Analyse
Pacte de croissance mort-né ? il y a 5 ans - mercredi 2 mai 2012

Mario Draghi, a balayé toutes les critiques et défendu l’action monétaire de la zone euro, mais reconnaît qu’elle n’est pas pleinement satisfaisante.

Alors que l’action monétaire a fait chuter les rendements obligataires à des niveaux peu attractifs, l’inaction politique pénalise la croissance et assombrit les perspectives des entreprises européennes. Nous restons globalement à l’écart des actifs européens.

 

Interrogé quant aux opérations de refinancement à long terme de la Banque centrale européenne (1 000 milliards d’euros ont été alloués aux banques), Mario Draghi, a balayé toutes les critiques et a éfendu l’action monétaire de la zone euro. Mais s’il estime que l’injection massive de liquidités a permis de calmer les tensions sur les marchés obligataires sans accentuer le risque inflationniste, il reconnaît aussi qu’elle n’est pas pleinement satisfaisante.

 

Selon lui, les liquidités sont très proches de l’économie réelle.
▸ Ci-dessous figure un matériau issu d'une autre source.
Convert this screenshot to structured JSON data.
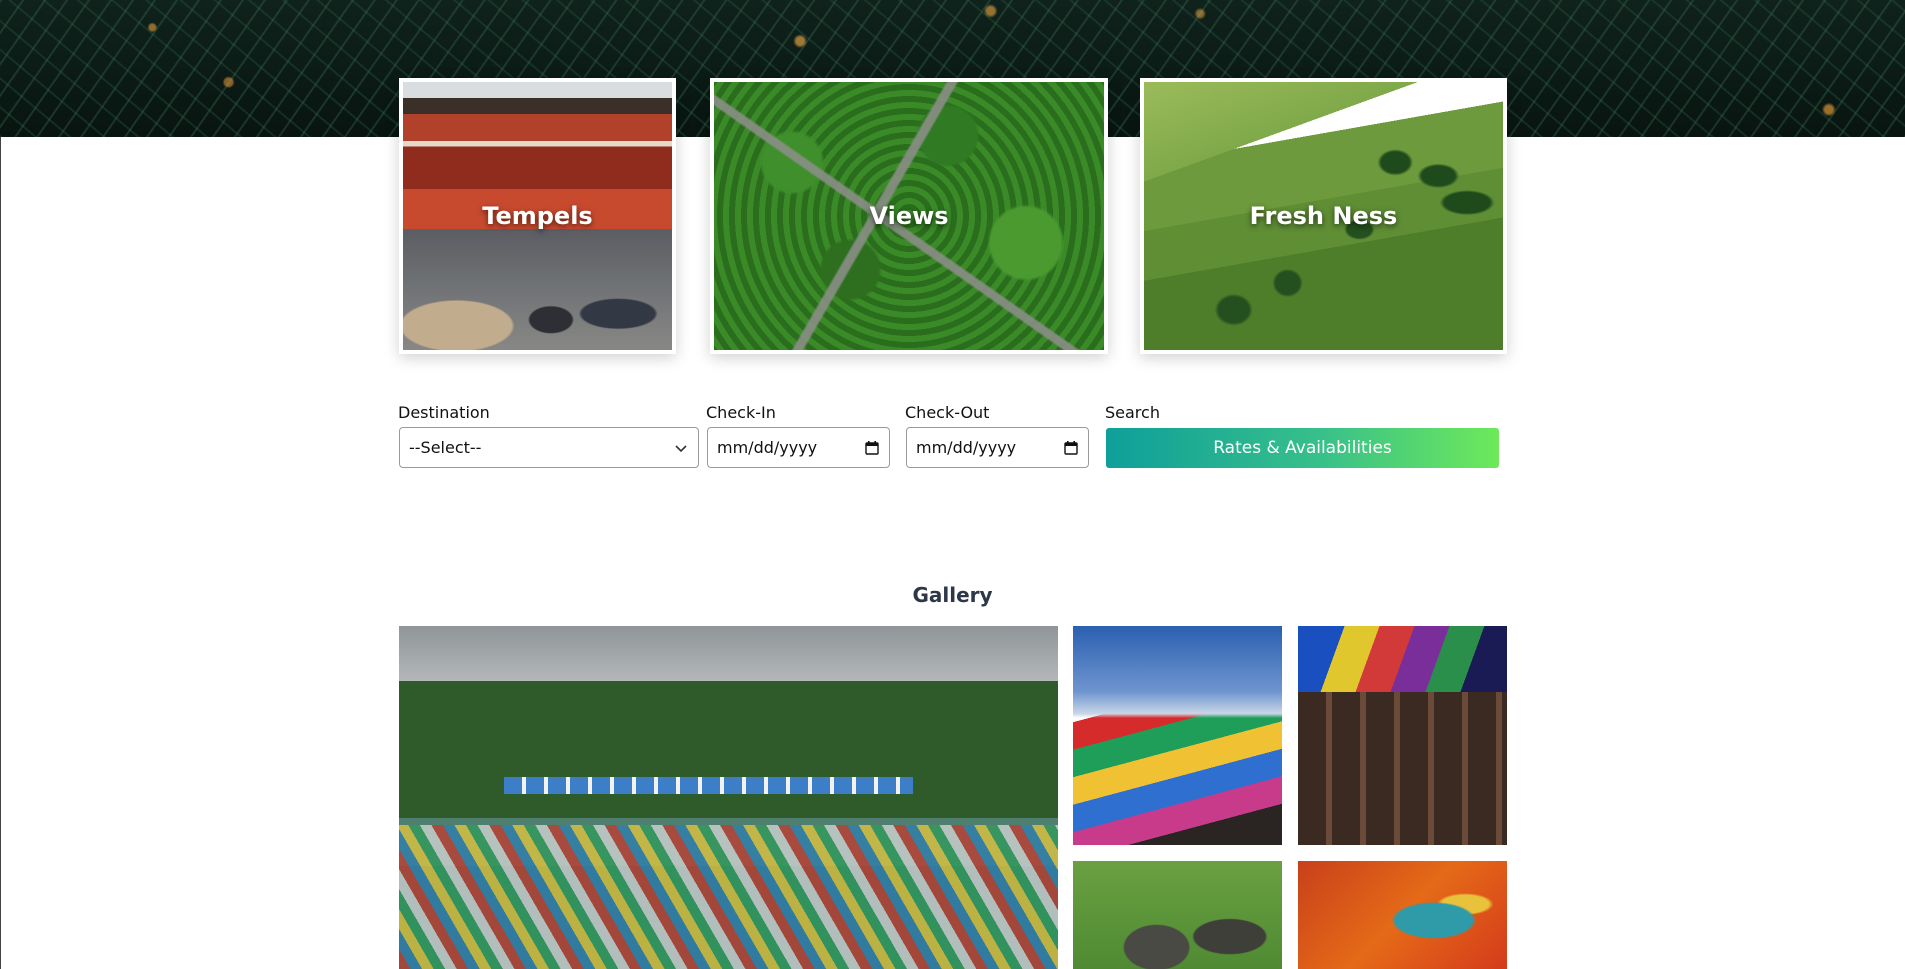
{
  "hero": {
    "image": "christmas-tree-banner"
  },
  "categories": [
    {
      "label": "Tempels",
      "image": "temple-gate-photo"
    },
    {
      "label": "Views",
      "image": "forest-road-aerial-photo"
    },
    {
      "label": "Fresh Ness",
      "image": "green-hills-photo"
    }
  ],
  "search_form": {
    "destination_label": "Destination",
    "destination_value": "--Select--",
    "checkin_label": "Check-In",
    "checkin_placeholder": "mm/dd/yyyy",
    "checkout_label": "Check-Out",
    "checkout_placeholder": "mm/dd/yyyy",
    "search_label": "Search",
    "search_button": "Rates & Availabilities",
    "button_gradient": [
      "#0e9f9a",
      "#6ee95a"
    ]
  },
  "gallery": {
    "title": "Gallery",
    "images": [
      "lake-boats-photo",
      "prayer-flags-mountain-photo",
      "prayer-wheels-photo",
      "elephant-ride-photo",
      "dragon-carving-photo"
    ]
  }
}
Mais très proches ne veut pas dire dans l’économie réelle, la distribution du crédit étant freinée par les banques. Car avec l’argent reçu de la BCE, les banques, plutôt que de financer les entreprises et les ménages, ont acheté des obligations d’Etat ou replacé l’argent auprès de la BCE ! Celle-ci n’ayant pas à interférer dans la gestion des banques, elle a fait tout ce qu’elle pouvait.

 

Ce n’est pas le cas du pouvoir politique. M. Draghi a dénoncé tous les dysfonctionnements qui ont conduit à la crise de la dette (faiblesse de la discipline budgétaire, excès financiers, absence de réformes structurelles, perte de compétitivité). Après avoir renforcé les règles budgétaires du Pacte de stabilité et de croissance, Mario Draghi appelle les gouvernements à intensifier leurs efforts pour soutenir l’activité économique. Ce ne sera pas chose aisée. Les divergences sont profondes au sein de la zone euro concernant ce « Pacte de croissance » et les discours de Draghi divise la classe politique européenne : si certaines le considèrent comme un simple appel à accélérer les réformes structurelles, d’autres estiment qu’il s’agit d’un plaidoyer pour une ambitieuse politique de relance.